Instead
Good morning, friends.
I’ve been writing an essay for weeks now called something like “Virtue and Villains”, in which I try to unpick the way conservative media power continues to frame every conversation, so much so that even the idea of “virtue signalling”—the allegation of pretending to care—has become more stigmatised than actual villainy. In today’s mediated world it is both easier and better to be a villain—to not care, to applaud the empire’s many violences—than it is to be seen to care, to agitate and advocate for a better, sustainable, and compassionate way of living.
Anyway, I got too depressed to finish it.
Lebanon, my mother’s birth country, is collapsing. There is little to no power, little to no fuel, little to no food, little to no medicine, the currency is virtually worthless, and the wealthy politicians refuse to reform the colonial system that made them rich, even as people starve and die and the many functions of society grind to a catastrophic halt. I have family there I was hoping desperately to meet, family who have survived so much, from the civil war to multiple Israeli invasions and attacks, from the Beirut blast to the incompetent cruelty of daily life. I hope they are okay, but they don’t have power, so I don’t know. [Update since posting: they’re okay, but the bakeries are closed. There’s no bread. The airport is packed with people fleeing. People are desperate.]
I look at Lebanon and I see the future of the world. The status quo will not change. The pandemic has proven this, once and for all; a global disaster not in the future, but present, and all the many existing inequalities are only growing worse. Instead of global cooperation, we have a handful of vaccines whose copyright is protected; we have rich nations stockpiling life-saving medicine; we have governments who are withholding our resources even as they crush our ability to work and confine us to our homes. This is not based on health requirements, or even economic requirements, it’s simply the conservative ideology at work: give as little as possible to the working poor, and as much as possible to the undeserving rich.

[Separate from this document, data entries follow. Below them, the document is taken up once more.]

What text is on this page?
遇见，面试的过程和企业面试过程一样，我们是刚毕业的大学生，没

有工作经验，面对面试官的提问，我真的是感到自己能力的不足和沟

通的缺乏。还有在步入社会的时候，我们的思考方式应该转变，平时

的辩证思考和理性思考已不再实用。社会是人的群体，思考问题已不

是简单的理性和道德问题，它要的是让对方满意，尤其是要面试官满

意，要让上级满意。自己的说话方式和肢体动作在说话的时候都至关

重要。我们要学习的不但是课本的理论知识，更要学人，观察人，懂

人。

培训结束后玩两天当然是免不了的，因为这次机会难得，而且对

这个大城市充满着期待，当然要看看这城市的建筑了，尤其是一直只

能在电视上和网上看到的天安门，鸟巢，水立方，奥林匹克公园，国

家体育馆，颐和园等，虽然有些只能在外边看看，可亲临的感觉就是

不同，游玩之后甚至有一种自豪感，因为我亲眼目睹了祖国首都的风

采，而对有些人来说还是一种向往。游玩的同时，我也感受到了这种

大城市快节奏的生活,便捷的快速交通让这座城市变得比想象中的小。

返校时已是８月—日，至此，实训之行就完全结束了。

No matter how much evidence is provided that there is a better way, a more ethical and sustainable way, even a more economically sound way, the status quo will not change. There is too much concentrated power in the hands of the very few and they believe that no matter what, they will ride out whatever catastrophe occurs, or else that it doesn’t matter because everything is fucked anyway so they might as well do nothing. They are wrong on both counts, and the world we know is being strangled by their sickening grasp.
I haven’t even got to Afghanistan, or Palestine, or Haiti, or or or. I can’t do it today. The mind revolts when confronted with the indifferent evil of Western imperialism and its disgusting discourses. The mind revolts, too, when confronted with the puerile patriarchal prisons so-called Muslim men have constructed in their insecure desperation to flee from the Prophet Muhammad’s (PBUH) example of grace; this is true as well of so-called Christian men, who are so far from the Prophet Isa they are incapable of recognising him today. Every day I pray to God to help us out of this and sometimes I wonder if these cascading calamities aren’t His answer.
I know that’s not true, however. These are horrors entirely of our own making, and it’s too easy to refuse accountability for what we have allowed. We do not have to live like this; every cruelty is preventable. We do not have to give into fascism out of futility or fear, we do not have to give up on the future; on the contrary, we have to fight for it. Despite my despair, I will continue to try. I will continue to write. I will show up for my friends, my family, my community. I will put my faith in every act of kindness. I hope you will, too.